Die eigene Wohnung ohne wichtigen Grund verlassen, allein auf einer Parkbank sitzen und ein Buch lesen – zu Beginn der Corona-Pandemie im April 2020 war dies in Bayern verboten. Zu Unrecht, wie vor gut drei Wochen das Bundesverwaltungsgericht in Leipzig in letzter Instanz entschied. Das bayerische Verbot, alleine oder mit Mitgliedern des eigenen Hausstands einfach so im Freien zu verweilen, sei zu weitreichend und unverhältnismäßig gewesen, urteilten die Bundesrichter.
Der grundlose Aufenthalt im Freien war aber damals nicht nur verboten – es drohte auch ein Bußgeld: Im Zeitraum vom 1. bis 19. April 2020, in dem die nun höchstrichterlich beanstandete Klausel galt, wurden in Bayern wegen Verstößen gegen die Ausgangsbeschränkungen laut Gesundheitsministerium knapp 30.000 Bußgeldverfahren eingeleitet, davon exakt 2024 in Unterfranken.

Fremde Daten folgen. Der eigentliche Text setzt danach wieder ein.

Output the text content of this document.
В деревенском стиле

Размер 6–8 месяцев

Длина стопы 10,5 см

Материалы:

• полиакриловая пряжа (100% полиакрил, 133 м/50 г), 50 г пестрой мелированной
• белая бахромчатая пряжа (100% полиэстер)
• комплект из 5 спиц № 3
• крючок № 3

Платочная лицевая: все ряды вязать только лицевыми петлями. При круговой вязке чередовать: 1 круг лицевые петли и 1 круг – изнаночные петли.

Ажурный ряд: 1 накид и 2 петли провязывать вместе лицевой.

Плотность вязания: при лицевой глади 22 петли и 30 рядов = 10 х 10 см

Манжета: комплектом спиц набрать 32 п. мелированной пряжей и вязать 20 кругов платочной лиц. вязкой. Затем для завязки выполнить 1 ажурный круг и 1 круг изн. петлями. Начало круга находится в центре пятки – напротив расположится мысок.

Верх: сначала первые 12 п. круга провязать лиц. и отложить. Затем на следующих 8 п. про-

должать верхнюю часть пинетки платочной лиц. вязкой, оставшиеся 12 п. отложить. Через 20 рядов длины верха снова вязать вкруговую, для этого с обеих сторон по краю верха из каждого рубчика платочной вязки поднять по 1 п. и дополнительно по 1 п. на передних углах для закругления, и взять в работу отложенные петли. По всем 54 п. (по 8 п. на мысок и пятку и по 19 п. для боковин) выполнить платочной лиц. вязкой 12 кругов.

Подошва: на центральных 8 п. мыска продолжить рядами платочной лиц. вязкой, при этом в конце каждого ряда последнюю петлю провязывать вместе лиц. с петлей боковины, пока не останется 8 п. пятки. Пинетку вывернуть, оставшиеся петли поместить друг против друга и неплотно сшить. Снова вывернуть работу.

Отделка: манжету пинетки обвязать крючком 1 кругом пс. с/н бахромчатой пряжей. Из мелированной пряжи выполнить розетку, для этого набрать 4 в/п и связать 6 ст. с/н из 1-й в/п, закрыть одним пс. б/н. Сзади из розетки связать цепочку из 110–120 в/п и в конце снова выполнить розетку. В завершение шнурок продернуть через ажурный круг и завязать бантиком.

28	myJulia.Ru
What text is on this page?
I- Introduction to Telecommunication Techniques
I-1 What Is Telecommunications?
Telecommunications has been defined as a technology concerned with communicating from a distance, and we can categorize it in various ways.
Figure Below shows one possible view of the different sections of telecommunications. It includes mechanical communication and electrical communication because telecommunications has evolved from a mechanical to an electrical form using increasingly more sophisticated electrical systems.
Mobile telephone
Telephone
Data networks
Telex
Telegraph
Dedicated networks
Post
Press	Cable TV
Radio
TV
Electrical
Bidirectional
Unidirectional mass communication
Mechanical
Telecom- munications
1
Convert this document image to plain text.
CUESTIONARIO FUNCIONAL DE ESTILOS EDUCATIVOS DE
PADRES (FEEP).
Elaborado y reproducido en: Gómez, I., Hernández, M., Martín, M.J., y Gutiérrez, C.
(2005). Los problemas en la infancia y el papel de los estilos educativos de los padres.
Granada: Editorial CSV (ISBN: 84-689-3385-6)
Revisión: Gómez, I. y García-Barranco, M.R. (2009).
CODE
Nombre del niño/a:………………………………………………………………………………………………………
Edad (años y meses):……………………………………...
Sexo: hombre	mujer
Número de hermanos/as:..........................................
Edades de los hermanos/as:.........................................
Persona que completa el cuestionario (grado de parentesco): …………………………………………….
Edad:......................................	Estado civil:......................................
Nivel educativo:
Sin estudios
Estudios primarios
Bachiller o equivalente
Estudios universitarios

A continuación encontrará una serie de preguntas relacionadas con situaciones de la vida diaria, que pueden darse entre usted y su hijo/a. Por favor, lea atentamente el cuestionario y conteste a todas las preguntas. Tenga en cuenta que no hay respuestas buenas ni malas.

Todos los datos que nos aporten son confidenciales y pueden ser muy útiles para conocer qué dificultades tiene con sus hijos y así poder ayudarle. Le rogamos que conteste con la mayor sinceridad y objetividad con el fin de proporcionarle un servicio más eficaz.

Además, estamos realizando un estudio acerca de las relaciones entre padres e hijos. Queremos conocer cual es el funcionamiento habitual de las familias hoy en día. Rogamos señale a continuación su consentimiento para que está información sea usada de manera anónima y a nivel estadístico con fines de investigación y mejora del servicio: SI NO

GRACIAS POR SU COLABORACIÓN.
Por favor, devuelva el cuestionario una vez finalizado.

Gut 22.000 fragliche Bußgelder in ganz Bayern, davon 1499 in Unterfranken
In gut 22.000 dieser Fälle wurde bayernweit schließlich auch ein Bußgeld verhängt – in der Regel bis zu 150 Euro. In Unterfranken gab es damals laut Statistik genau 1499 Geldbußen, darunter 221 im Landkreis Kitzingen, 169 in der Stadt Würzburg, 167 in der Stadt Schweinfurt, 169 im Landkreis Rhön-Grabfeld, 107 im Landkreis Haßberge, 97 im Landkreis Würzburg, 77 im Landkreis Schweinfurt und 35 im Landkreis Bad Kissingen.
"In Fällen, in denen das mit dem Bußgeld geahndete Verhalten nach der Rechtsprechung der Verwaltungsgerichte nicht hätte untersagt werden dürfen, sollte grundsätzlich ein Bußgeld auch zurückgezahlt werden können", erklärte Gesundheitsminister Klaus Holetschek (CSU) kurz nach dem Urteil Ende November. Eine Regelung, wie diese Rückzahlung abgewickelt werden kann, sei bereits in Arbeit, hieß es damals.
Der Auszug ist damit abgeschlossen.